Published 6:00 pm Friday, February 23, 2024

Getting your Trinity Audio player ready...

Southampton County Board of Supervisors Chair Dr. Alan W. Edwards said he guarantees the board will be decreasing the real estate tax rate later this year to offset assessment increases that real property owners in the county should be learning about any day now.

With the last county reassessment coming in 2018, another one is due this year.

Amy B. Carr, the county’s commissioner of revenue, reported that the reassessment notices were mailed out Thursday, Feb. 22.

The Board of Supervisors had county staff release a statement in mid-February indicating that the notices would be sent to property owners in the near future, and the statement included details on what owners could expect both from the notices and the board.

“Given the fact the county’s reassessment cycle is every six years and market conditions have changed significantly during that period, assessments are generally higher this year,” the statement reads. “Please be advised that the Board of Supervisors sets the property tax rate during the budget development process and ultimately retains the authority to offset assessment increases through decreasing the tax rate if it so chooses.”

Edwards stated with confidence during a Friday, Feb. 23, interview that the board will be decreasing the real estate tax rate.
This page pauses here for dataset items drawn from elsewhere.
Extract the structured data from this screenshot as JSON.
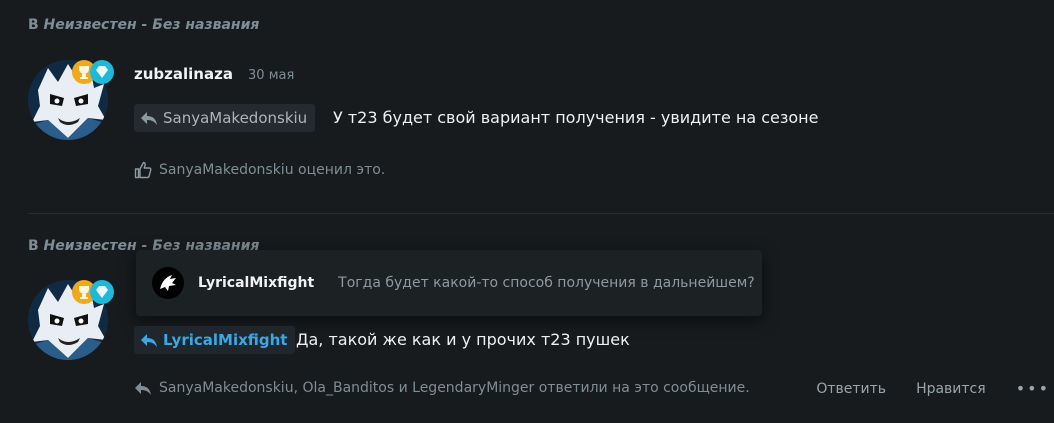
{
  "post1": {
    "context_prefix": "В",
    "context_where": "Неизвестен - Без названия",
    "author": "zubzalinaza",
    "date": "30 мая",
    "reply_to": "SanyaMakedonskiu",
    "message": "У т23 будет свой вариант получения - увидите на сезоне",
    "likes_text": "SanyaMakedonskiu оценил это.",
    "badge_colors": [
      "#f0a81d",
      "#1fb8d8"
    ]
  },
  "post2": {
    "context_prefix": "В",
    "context_where": "Неизвестен - Без названия",
    "reply_to": "LyricalMixfight",
    "message": "Да, такой же как и у прочих т23 пушек",
    "replies_text": "SanyaMakedonskiu, Ola_Banditos и LegendaryMinger ответили на это сообщение."
  },
  "quote_popup": {
    "author": "LyricalMixfight",
    "text": "Тогда будет какой-то способ получения в дальнейшем?"
  },
  "actions": {
    "reply": "Ответить",
    "like": "Нравится",
    "more": "•••"
  },
  "colors": {
    "background": "#171b1e",
    "accent": "#38a8e6",
    "muted": "#7f8d94"
  }
}
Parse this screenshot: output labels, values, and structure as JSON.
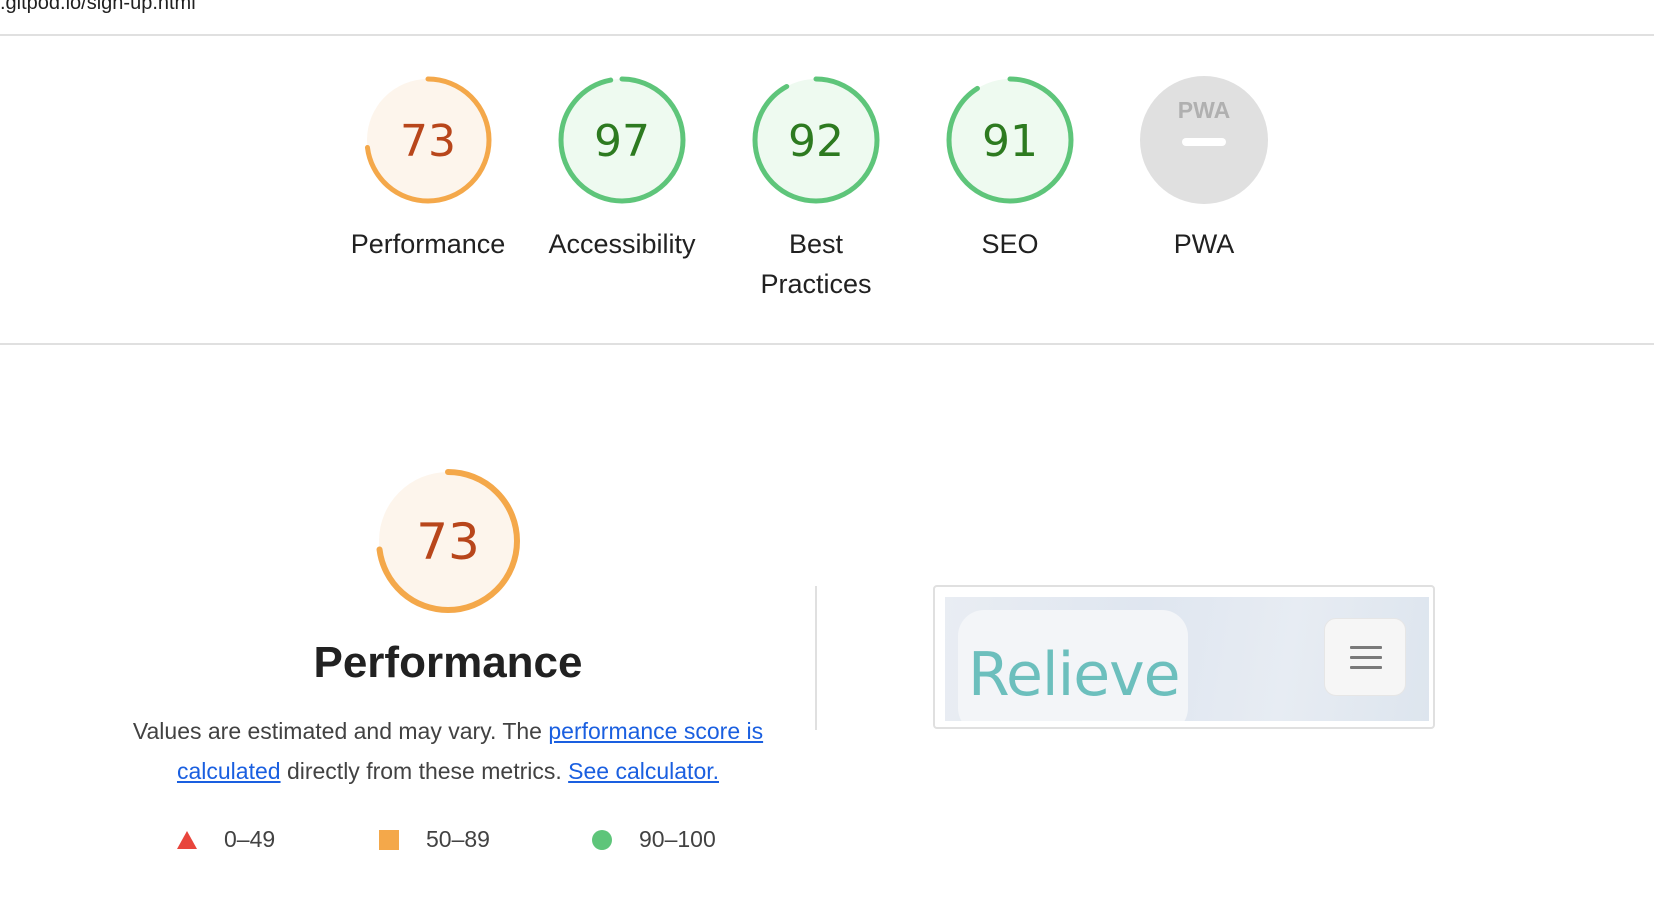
{
  "header": {
    "url": ".gitpod.io/sign-up.html"
  },
  "colors": {
    "fail": "#e8453c",
    "average": "#f4a84a",
    "average_text": "#b8461b",
    "average_bg": "#fdf5ec",
    "pass": "#5ec57a",
    "pass_text": "#2d7a20",
    "pass_bg": "#eefaf0",
    "na": "#e0e0e0",
    "link": "#1a5fe0"
  },
  "gauges": [
    {
      "label": "Performance",
      "score": "73",
      "value": 73,
      "rating": "average",
      "icon": "gauge-ring"
    },
    {
      "label": "Accessibility",
      "score": "97",
      "value": 97,
      "rating": "pass",
      "icon": "gauge-ring"
    },
    {
      "label_line1": "Best",
      "label_line2": "Practices",
      "score": "92",
      "value": 92,
      "rating": "pass",
      "icon": "gauge-ring"
    },
    {
      "label": "SEO",
      "score": "91",
      "value": 91,
      "rating": "pass",
      "icon": "gauge-ring"
    },
    {
      "label": "PWA",
      "badge": "PWA",
      "rating": "na",
      "icon": "pwa-badge-icon"
    }
  ],
  "performance": {
    "score": "73",
    "value": 73,
    "title": "Performance",
    "desc_prefix": "Values are estimated and may vary. The ",
    "link_score": "performance score is calculated",
    "desc_middle": " directly from these metrics. ",
    "link_calculator": "See calculator."
  },
  "legend": [
    {
      "range": "0–49",
      "icon": "fail-triangle-icon"
    },
    {
      "range": "50–89",
      "icon": "average-square-icon"
    },
    {
      "range": "90–100",
      "icon": "pass-circle-icon"
    }
  ],
  "screenshot": {
    "logo_text": "Relieve",
    "menu_icon": "hamburger-menu-icon"
  }
}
“We’ve already talked about that, and yes, I guarantee we will,” he said. “Actually, I think the state law says we can’t make more than 1% in that first year after the reassessment than we did the year before, but we’ve already looked at how much we’re going to have to set (the real estate tax rate) back. It’s going to go back from 89 (cents) now probably to somewhere in the 70s.”

He said he does not know exactly what number it will be, but somewhere in the 70s was his estimate.

“We’ll have to see what things look like,” he said.

He indicated that supervisors understood what real property owners were facing and that they should not panic over the reassessment notices.

“We understand what the economy’s like,” he said.